The United States’ National Association of Realtor (NAR) on Friday released a statement indicating that sales of existing homes in the United States fell for the third consecutive month in April, as an inevitable delay in supplies appears to have presided over solid groundwork to drive house prices to an all-time high amid low long-term mortgage rates over several years on average.

In fact, the latest drop in sales of existing homes in the United States, which bodes well for sales of new single-family homes, came as a number of pandemic-wary Americans sought shelter in the suburbs and beyond. the campaign during the peak of the pandemic last year in an attempt to avoid densely populated US cities.

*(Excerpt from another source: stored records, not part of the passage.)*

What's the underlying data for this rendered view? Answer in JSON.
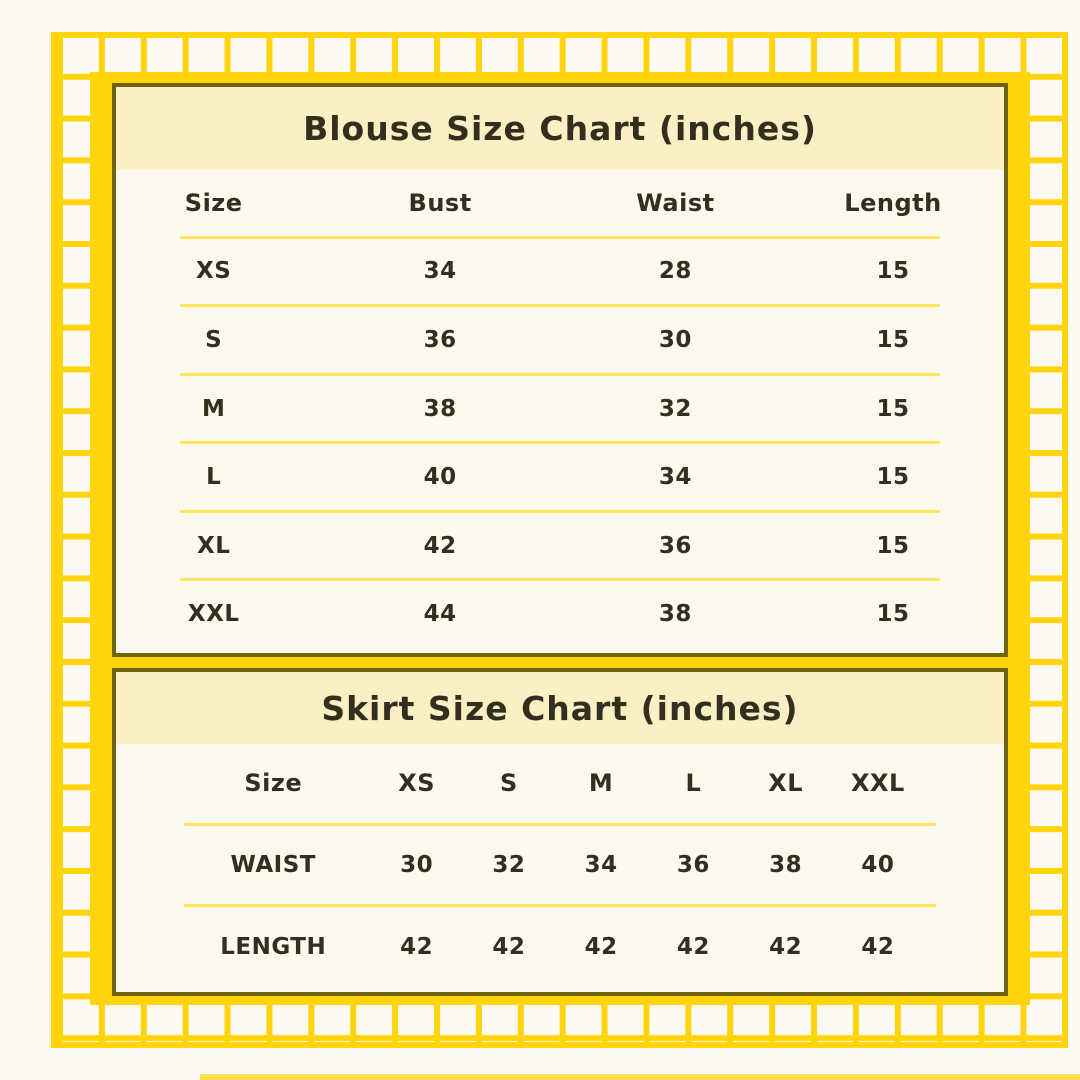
{
  "page_background": "#FCFAF2",
  "colors": {
    "gold_frame": "#FFD40A",
    "table_border": "#6F640E",
    "title_band": "#FAF0C3",
    "table_body": "#FBF9EE",
    "row_separator": "#FFE45E",
    "text": "#332E1E",
    "bottom_accent_line": "#FFDD55"
  },
  "chart_data": [
    {
      "type": "table",
      "title": "Blouse Size Chart (inches)",
      "columns": [
        "Size",
        "Bust",
        "Waist",
        "Length"
      ],
      "rows": [
        [
          "XS",
          "34",
          "28",
          "15"
        ],
        [
          "S",
          "36",
          "30",
          "15"
        ],
        [
          "M",
          "38",
          "32",
          "15"
        ],
        [
          "L",
          "40",
          "34",
          "15"
        ],
        [
          "XL",
          "42",
          "36",
          "15"
        ],
        [
          "XXL",
          "44",
          "38",
          "15"
        ]
      ]
    },
    {
      "type": "table",
      "title": "Skirt Size Chart (inches)",
      "columns": [
        "Size",
        "XS",
        "S",
        "M",
        "L",
        "XL",
        "XXL"
      ],
      "rows": [
        [
          "WAIST",
          "30",
          "32",
          "34",
          "36",
          "38",
          "40"
        ],
        [
          "LENGTH",
          "42",
          "42",
          "42",
          "42",
          "42",
          "42"
        ]
      ]
    }
  ]
}
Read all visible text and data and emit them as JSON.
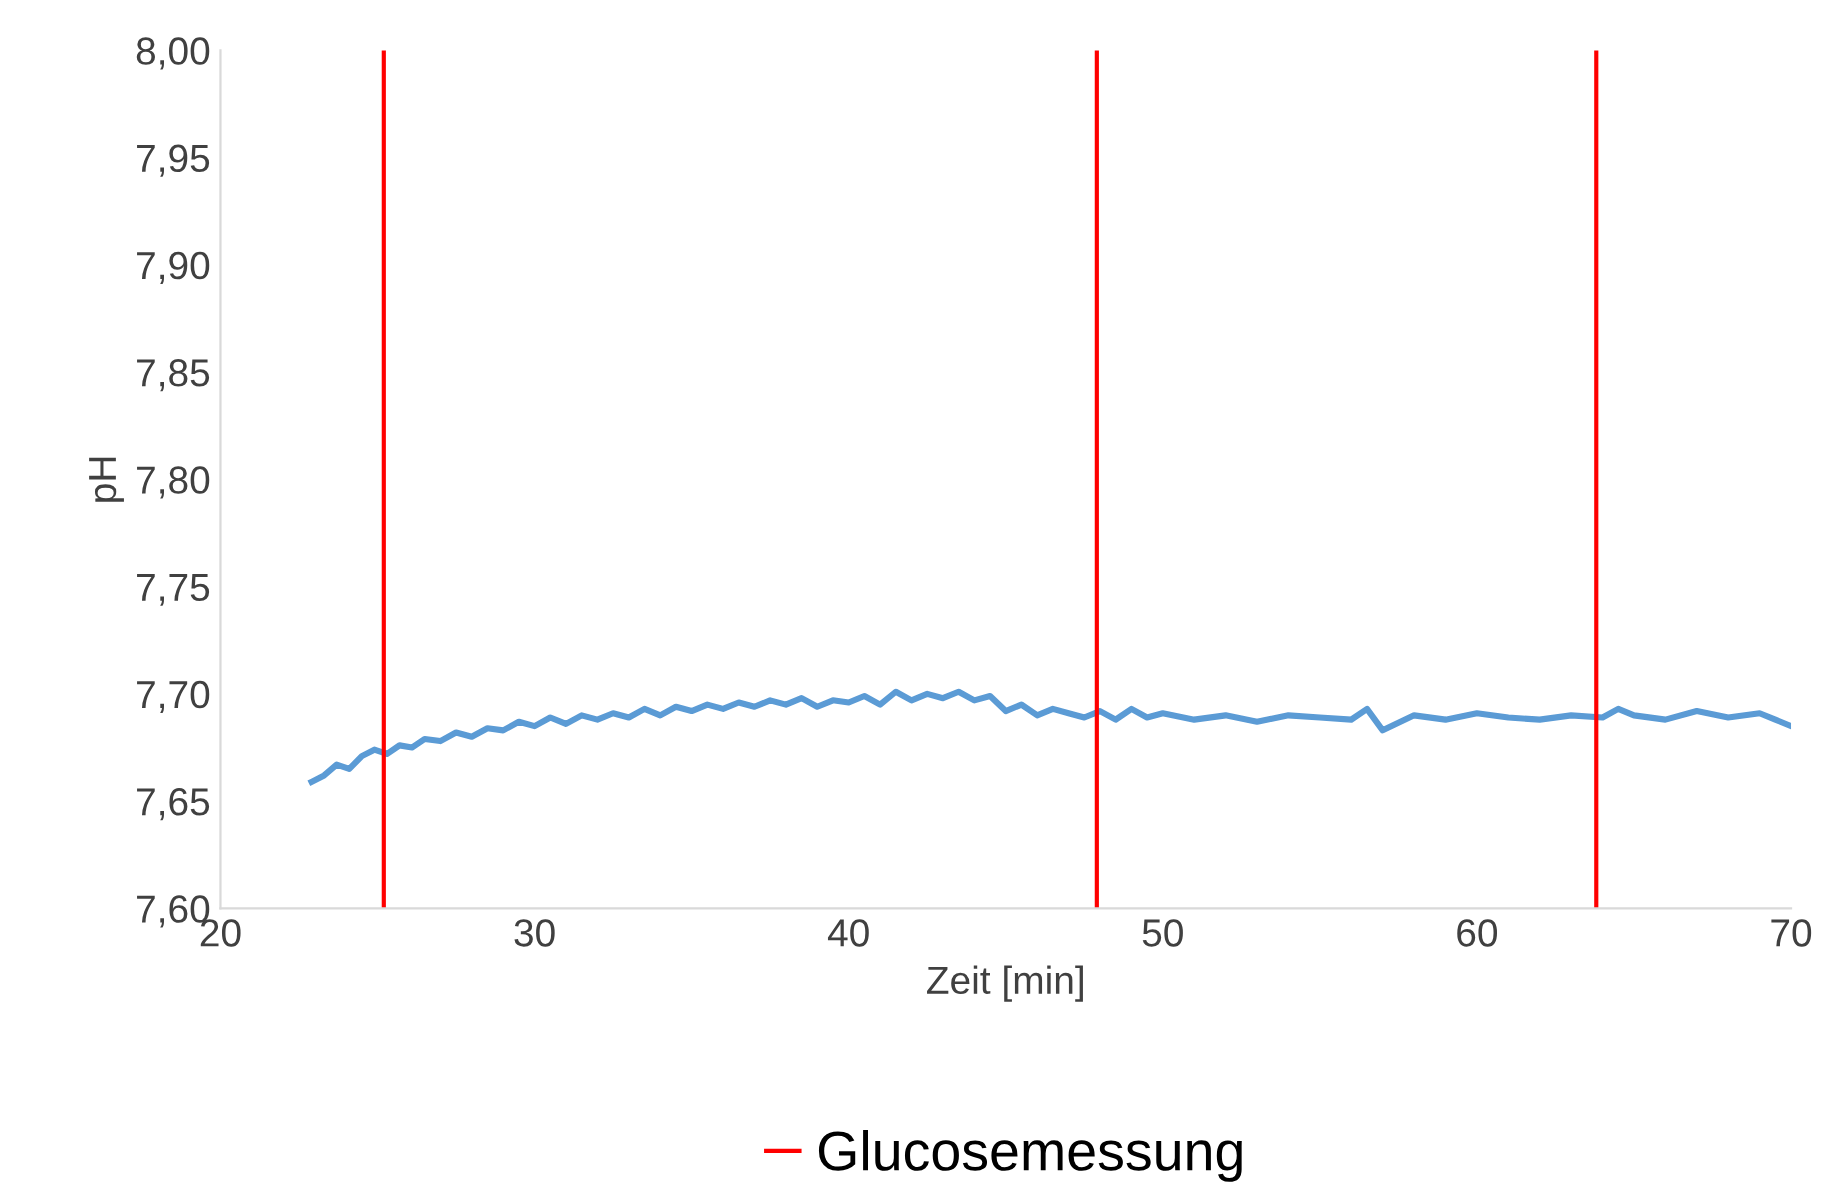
{
  "chart_data": {
    "type": "line",
    "xlabel": "Zeit [min]",
    "ylabel": "pH",
    "series": [
      {
        "color": "#5b9bd5",
        "x": [
          22.9,
          23.3,
          23.7,
          24.1,
          24.5,
          24.9,
          25.3,
          25.7,
          26.1,
          26.5,
          27,
          27.5,
          28,
          28.5,
          29,
          29.5,
          30,
          30.5,
          31,
          31.5,
          32,
          32.5,
          33,
          33.5,
          34,
          34.5,
          35,
          35.5,
          36,
          36.5,
          37,
          37.5,
          38,
          38.5,
          39,
          39.5,
          40,
          40.5,
          41,
          41.5,
          42,
          42.5,
          43,
          43.5,
          44,
          44.5,
          45,
          45.5,
          46,
          46.5,
          47,
          47.5,
          48,
          48.5,
          49,
          49.5,
          50,
          51,
          52,
          53,
          54,
          55,
          56,
          56.5,
          57,
          58,
          59,
          60,
          61,
          62,
          63,
          64,
          64.5,
          65,
          66,
          67,
          68,
          69,
          69.5,
          70
        ],
        "values": [
          7.659,
          7.662,
          7.667,
          7.665,
          7.671,
          7.674,
          7.672,
          7.676,
          7.675,
          7.679,
          7.678,
          7.682,
          7.68,
          7.684,
          7.683,
          7.687,
          7.685,
          7.689,
          7.686,
          7.69,
          7.688,
          7.691,
          7.689,
          7.693,
          7.69,
          7.694,
          7.692,
          7.695,
          7.693,
          7.696,
          7.694,
          7.697,
          7.695,
          7.698,
          7.694,
          7.697,
          7.696,
          7.699,
          7.695,
          7.701,
          7.697,
          7.7,
          7.698,
          7.701,
          7.697,
          7.699,
          7.692,
          7.695,
          7.69,
          7.693,
          7.691,
          7.689,
          7.692,
          7.688,
          7.693,
          7.689,
          7.691,
          7.688,
          7.69,
          7.687,
          7.69,
          7.689,
          7.688,
          7.693,
          7.683,
          7.69,
          7.688,
          7.691,
          7.689,
          7.688,
          7.69,
          7.689,
          7.693,
          7.69,
          7.688,
          7.692,
          7.689,
          7.691,
          7.688,
          7.685
        ]
      }
    ],
    "xlim": [
      20,
      70
    ],
    "xticks": [
      20,
      30,
      40,
      50,
      60,
      70
    ],
    "ylim": [
      7.6,
      8.0
    ],
    "yticks": [
      {
        "value": 7.6,
        "label": "7,60"
      },
      {
        "value": 7.65,
        "label": "7,65"
      },
      {
        "value": 7.7,
        "label": "7,70"
      },
      {
        "value": 7.75,
        "label": "7,75"
      },
      {
        "value": 7.8,
        "label": "7,80"
      },
      {
        "value": 7.85,
        "label": "7,85"
      },
      {
        "value": 7.9,
        "label": "7,90"
      },
      {
        "value": 7.95,
        "label": "7,95"
      },
      {
        "value": 8.0,
        "label": "8,00"
      }
    ],
    "ref_lines": [
      {
        "axis": "x",
        "value": 25.2,
        "label": "Glucosemessung",
        "color": "#ff0000"
      },
      {
        "axis": "x",
        "value": 47.9,
        "color": "#ff0000"
      },
      {
        "axis": "x",
        "value": 63.8,
        "color": "#ff0000"
      }
    ],
    "legend": "bottom",
    "marker": "none",
    "line_style": "solid",
    "grid": false
  }
}
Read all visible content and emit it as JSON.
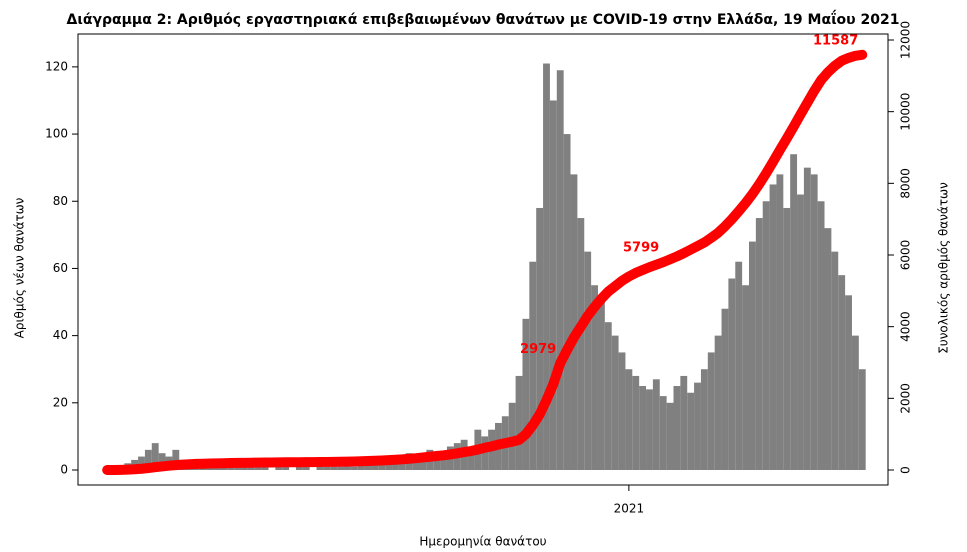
{
  "chart_data": {
    "type": "bar_line",
    "title": "Διάγραμμα 2: Αριθμός εργαστηριακά επιβεβαιωμένων θανάτων με COVID-19 στην Ελλάδα, 19 Μαΐου 2021",
    "x_label": "Ημερομηνία θανάτου",
    "y_label": "Αριθμός νέων θανάτων",
    "y2_label": "Συνολικός αριθμός θανάτων",
    "x": [
      0,
      4,
      8,
      12,
      16,
      20,
      24,
      28,
      32,
      36,
      40,
      44,
      48,
      52,
      56,
      60,
      64,
      68,
      72,
      76,
      80,
      84,
      88,
      92,
      96,
      100,
      104,
      108,
      112,
      116,
      120,
      124,
      128,
      132,
      136,
      140,
      144,
      148,
      152,
      156,
      160,
      164,
      168,
      172,
      176,
      180,
      184,
      188,
      192,
      196,
      200,
      204,
      208,
      212,
      216,
      220,
      224,
      228,
      232,
      236,
      240,
      244,
      248,
      252,
      256,
      260,
      264,
      268,
      272,
      276,
      280,
      284,
      288,
      292,
      296,
      300,
      304,
      308,
      312,
      316,
      320,
      324,
      328,
      332,
      336,
      340,
      344,
      348,
      352,
      356,
      360,
      364,
      368,
      372,
      376,
      380,
      384,
      388,
      392,
      396,
      400,
      404,
      408,
      412,
      416,
      420,
      424,
      428,
      432,
      436,
      440
    ],
    "series": [
      {
        "type": "bar",
        "color": "#808080",
        "values": [
          0,
          0,
          1,
          2,
          3,
          4,
          6,
          8,
          5,
          4,
          6,
          3,
          3,
          2,
          2,
          1,
          2,
          1,
          1,
          1,
          1,
          1,
          1,
          1,
          0,
          1,
          1,
          0,
          1,
          1,
          0,
          1,
          1,
          1,
          1,
          2,
          1,
          2,
          2,
          3,
          2,
          3,
          4,
          3,
          5,
          4,
          5,
          6,
          4,
          5,
          7,
          8,
          9,
          7,
          12,
          10,
          12,
          14,
          16,
          20,
          28,
          45,
          62,
          78,
          121,
          110,
          119,
          100,
          88,
          75,
          65,
          55,
          50,
          44,
          40,
          35,
          30,
          28,
          25,
          24,
          27,
          22,
          20,
          25,
          28,
          23,
          26,
          30,
          35,
          40,
          48,
          57,
          62,
          55,
          68,
          75,
          80,
          85,
          88,
          78,
          94,
          82,
          90,
          88,
          80,
          72,
          65,
          58,
          52,
          40,
          30
        ]
      },
      {
        "type": "line",
        "axis": "y2",
        "color": "#ff0000",
        "values": [
          0,
          0,
          5,
          10,
          20,
          35,
          55,
          80,
          100,
          120,
          135,
          150,
          160,
          170,
          175,
          180,
          185,
          190,
          195,
          198,
          200,
          203,
          206,
          209,
          210,
          212,
          215,
          216,
          218,
          220,
          221,
          223,
          225,
          227,
          230,
          235,
          238,
          243,
          250,
          258,
          265,
          275,
          285,
          298,
          315,
          330,
          350,
          370,
          390,
          410,
          435,
          465,
          500,
          530,
          570,
          620,
          660,
          710,
          750,
          790,
          840,
          1000,
          1250,
          1550,
          1950,
          2400,
          2979,
          3350,
          3700,
          4000,
          4300,
          4550,
          4780,
          4980,
          5130,
          5280,
          5400,
          5500,
          5580,
          5660,
          5730,
          5799,
          5880,
          5960,
          6050,
          6150,
          6250,
          6350,
          6480,
          6620,
          6800,
          7000,
          7220,
          7450,
          7700,
          7980,
          8280,
          8600,
          8930,
          9250,
          9580,
          9920,
          10250,
          10580,
          10880,
          11100,
          11280,
          11420,
          11500,
          11560,
          11587
        ]
      }
    ],
    "annotations": [
      {
        "x": 264,
        "value": 2979
      },
      {
        "x": 324,
        "value": 5799
      },
      {
        "x": 440,
        "value": 11587
      }
    ],
    "xlim": [
      -17,
      455
    ],
    "xticks": [
      {
        "value": 304,
        "label": "2021"
      }
    ],
    "ylim": [
      0,
      128
    ],
    "yticks": [
      0,
      20,
      40,
      60,
      80,
      100,
      120
    ],
    "y2lim": [
      0,
      12000
    ],
    "y2ticks": [
      0,
      2000,
      4000,
      6000,
      8000,
      10000,
      12000
    ]
  }
}
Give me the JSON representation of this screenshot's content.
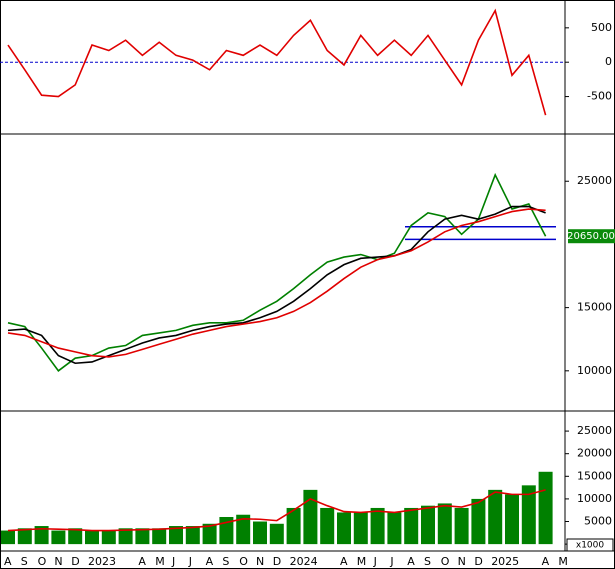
{
  "chart_data": [
    {
      "type": "line",
      "series": [
        {
          "color": "#e00000",
          "values": [
            250,
            -110,
            -480,
            -500,
            -330,
            250,
            170,
            320,
            100,
            290,
            100,
            30,
            -110,
            170,
            100,
            250,
            100,
            390,
            610,
            170,
            -40,
            390,
            100,
            320,
            100,
            390,
            30,
            -330,
            320,
            750,
            -190,
            100,
            -770,
            null
          ]
        }
      ],
      "zero_line_color": "#0000cc",
      "ylim": [
        -1030,
        905
      ],
      "yticks": [
        -500,
        0,
        500
      ]
    },
    {
      "type": "line",
      "series": [
        {
          "color": "#008000",
          "values": [
            13800,
            13500,
            11800,
            10000,
            11000,
            11200,
            11800,
            12000,
            12800,
            13000,
            13200,
            13600,
            13800,
            13800,
            14000,
            14800,
            15500,
            16500,
            17600,
            18600,
            19000,
            19200,
            18800,
            19300,
            21500,
            22500,
            22200,
            20800,
            22000,
            25500,
            22800,
            23200,
            20650,
            null
          ]
        },
        {
          "color": "#000000",
          "values": [
            13200,
            13300,
            12800,
            11200,
            10600,
            10700,
            11200,
            11700,
            12200,
            12600,
            12800,
            13200,
            13500,
            13700,
            13800,
            14200,
            14700,
            15500,
            16500,
            17600,
            18400,
            18900,
            19000,
            19100,
            19600,
            21000,
            22000,
            22300,
            22000,
            22400,
            23000,
            23000,
            22500,
            null
          ]
        },
        {
          "color": "#e00000",
          "values": [
            13000,
            12800,
            12300,
            11800,
            11500,
            11200,
            11100,
            11300,
            11700,
            12100,
            12500,
            12900,
            13200,
            13500,
            13700,
            13900,
            14200,
            14700,
            15400,
            16300,
            17300,
            18200,
            18800,
            19100,
            19500,
            20200,
            21000,
            21500,
            21800,
            22200,
            22600,
            22800,
            22700,
            null
          ]
        }
      ],
      "bands": [
        20400,
        21400
      ],
      "band_color": "#0000cc",
      "price_tag": {
        "value": 20650,
        "label": "20650.00"
      },
      "ylim": [
        6900,
        28500
      ],
      "yticks": [
        10000,
        15000,
        25000
      ]
    },
    {
      "type": "bar",
      "categories": [
        "A",
        "S",
        "O",
        "N",
        "D",
        "2023",
        null,
        null,
        "A",
        "M",
        "J",
        "J",
        "A",
        "S",
        "O",
        "N",
        "D",
        "2024",
        null,
        null,
        "A",
        "M",
        "J",
        "J",
        "A",
        "S",
        "O",
        "N",
        "D",
        "2025",
        null,
        null,
        "A",
        "M"
      ],
      "series": [
        {
          "color": "#008000",
          "values": [
            3000,
            3500,
            4000,
            3000,
            3500,
            3000,
            3000,
            3500,
            3500,
            3500,
            4000,
            4000,
            4500,
            6000,
            6500,
            5000,
            4500,
            8000,
            12000,
            8000,
            7000,
            7000,
            8000,
            7000,
            8000,
            8500,
            9000,
            8000,
            10000,
            12000,
            11000,
            13000,
            16000,
            null
          ]
        },
        {
          "color": "#e00000",
          "values": [
            3000,
            3200,
            3400,
            3300,
            3200,
            3000,
            3000,
            3100,
            3200,
            3300,
            3500,
            3700,
            4000,
            4800,
            5600,
            5500,
            5200,
            7500,
            10000,
            8500,
            7200,
            7000,
            7300,
            7000,
            7500,
            8000,
            8500,
            8200,
            9200,
            11500,
            11000,
            11000,
            12000,
            null
          ]
        }
      ],
      "unit_label": "x1000",
      "ylim": [
        -1300,
        29000
      ],
      "yticks": [
        0,
        5000,
        10000,
        15000,
        20000,
        25000
      ]
    }
  ]
}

Home prices in the United States are rushing to register; lower mortgage rates

Along with that, according to data from the American National Association of Realtors released Friday night, sales of existing homes fell 2.7% to 5.85 million seasonally adjusted units last month on an annualized basis, while sales of existing homes had experienced steeper declines. in the northeast, west and south of the United States.



However, on an annual basis, sales of existing homes in the United States climbed 33.9% in April amid low long-term mortgage rates over several years.. Nonetheless, despite reports of a severe shortage of supply in the US housing market, median prices for existing homes climbed 19.1% to an all-time high of $ 341,600 in April on an annual basis, said the National Association of Realtors.

According to US mortgage buyer Freddie Mac, 30-year fixed-rate home loans were at 3.150% this week, from 3.30% in April, while 20-year fixed mortgages fell to 3.070% from 3.220% . timed in april.

15-year fixed rate home loans stood at 2.430%, up from 2.630% a month earlier.